Tailored design of mixed-linker MOF membranes for enhanced gas separation

Abstract

Metal-organic framework (MOF) with narrow molecular-sized channels are attractive membrane materials for molecular-sieving gas separation. One of the greatest challenges currently facing MOF membranes is the development of appropriate membranes for specific mixture separation considering the matching of pore sizes. Postsynthetic linker exchange modification for precise control of the pore size could resolve this difficulty and endow MOF membranes with enhanced gas separation property. Herein, an economical and environment-friendly vapor phase linker exchange method is reported to introduce benzimidazole (ZIF-7 linker) and 2-imidazolecarboxaldehyde (ZIF-90 linker) to narrow and enlarge the effective aperture diameter of ZIF-8 framework, respectively.
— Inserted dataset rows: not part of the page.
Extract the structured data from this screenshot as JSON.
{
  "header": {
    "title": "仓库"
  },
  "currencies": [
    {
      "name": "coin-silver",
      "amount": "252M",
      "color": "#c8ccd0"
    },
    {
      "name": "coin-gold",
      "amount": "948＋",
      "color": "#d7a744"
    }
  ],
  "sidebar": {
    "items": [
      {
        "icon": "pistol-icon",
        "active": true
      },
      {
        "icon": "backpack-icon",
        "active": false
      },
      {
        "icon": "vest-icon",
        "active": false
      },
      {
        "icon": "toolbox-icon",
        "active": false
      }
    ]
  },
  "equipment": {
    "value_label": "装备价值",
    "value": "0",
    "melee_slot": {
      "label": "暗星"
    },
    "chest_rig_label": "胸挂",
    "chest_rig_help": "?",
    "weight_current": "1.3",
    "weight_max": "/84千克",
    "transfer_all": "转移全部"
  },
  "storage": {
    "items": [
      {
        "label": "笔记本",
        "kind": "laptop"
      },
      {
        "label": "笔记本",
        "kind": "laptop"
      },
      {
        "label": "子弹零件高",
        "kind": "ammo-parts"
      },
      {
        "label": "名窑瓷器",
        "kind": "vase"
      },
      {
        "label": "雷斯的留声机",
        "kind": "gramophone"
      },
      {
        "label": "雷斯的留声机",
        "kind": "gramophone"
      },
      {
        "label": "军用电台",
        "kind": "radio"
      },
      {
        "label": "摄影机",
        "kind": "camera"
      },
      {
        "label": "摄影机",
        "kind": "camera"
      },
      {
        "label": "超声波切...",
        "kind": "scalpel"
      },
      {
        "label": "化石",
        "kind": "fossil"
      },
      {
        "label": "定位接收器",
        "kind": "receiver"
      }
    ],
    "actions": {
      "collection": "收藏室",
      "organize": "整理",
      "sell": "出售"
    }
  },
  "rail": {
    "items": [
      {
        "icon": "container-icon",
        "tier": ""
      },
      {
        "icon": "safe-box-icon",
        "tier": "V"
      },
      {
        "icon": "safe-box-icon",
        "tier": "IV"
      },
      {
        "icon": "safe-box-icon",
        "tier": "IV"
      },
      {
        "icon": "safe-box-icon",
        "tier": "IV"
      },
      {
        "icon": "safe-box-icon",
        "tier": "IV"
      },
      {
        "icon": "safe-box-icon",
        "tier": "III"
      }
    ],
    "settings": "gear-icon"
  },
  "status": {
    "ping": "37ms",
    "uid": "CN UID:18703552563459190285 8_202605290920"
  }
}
The as-prepared ZIF-8-7 membrane shows extraordinary molecular sieving effect with CO₂/CH₄ separation factor of 62, which soars around thirtyfold compared with the parent ZIF-8 membranes. Intriguingly, the mixed-linker ZIF-8-7 membrane suggests extraordinary long-term stability of more than 300 days. The C₃H₆ permeance of the hybrid ZIF-8-90 membrane has been enhanced by more than 10 times, while maintaining C₃H₆/C₃H₈ selectivity of over 30 which exceeds the requirements for commercial applications. The microstructural engineering and performance manipulation in this work has significantly broadened the separation efficiency of MOF membranes in different application scenarios.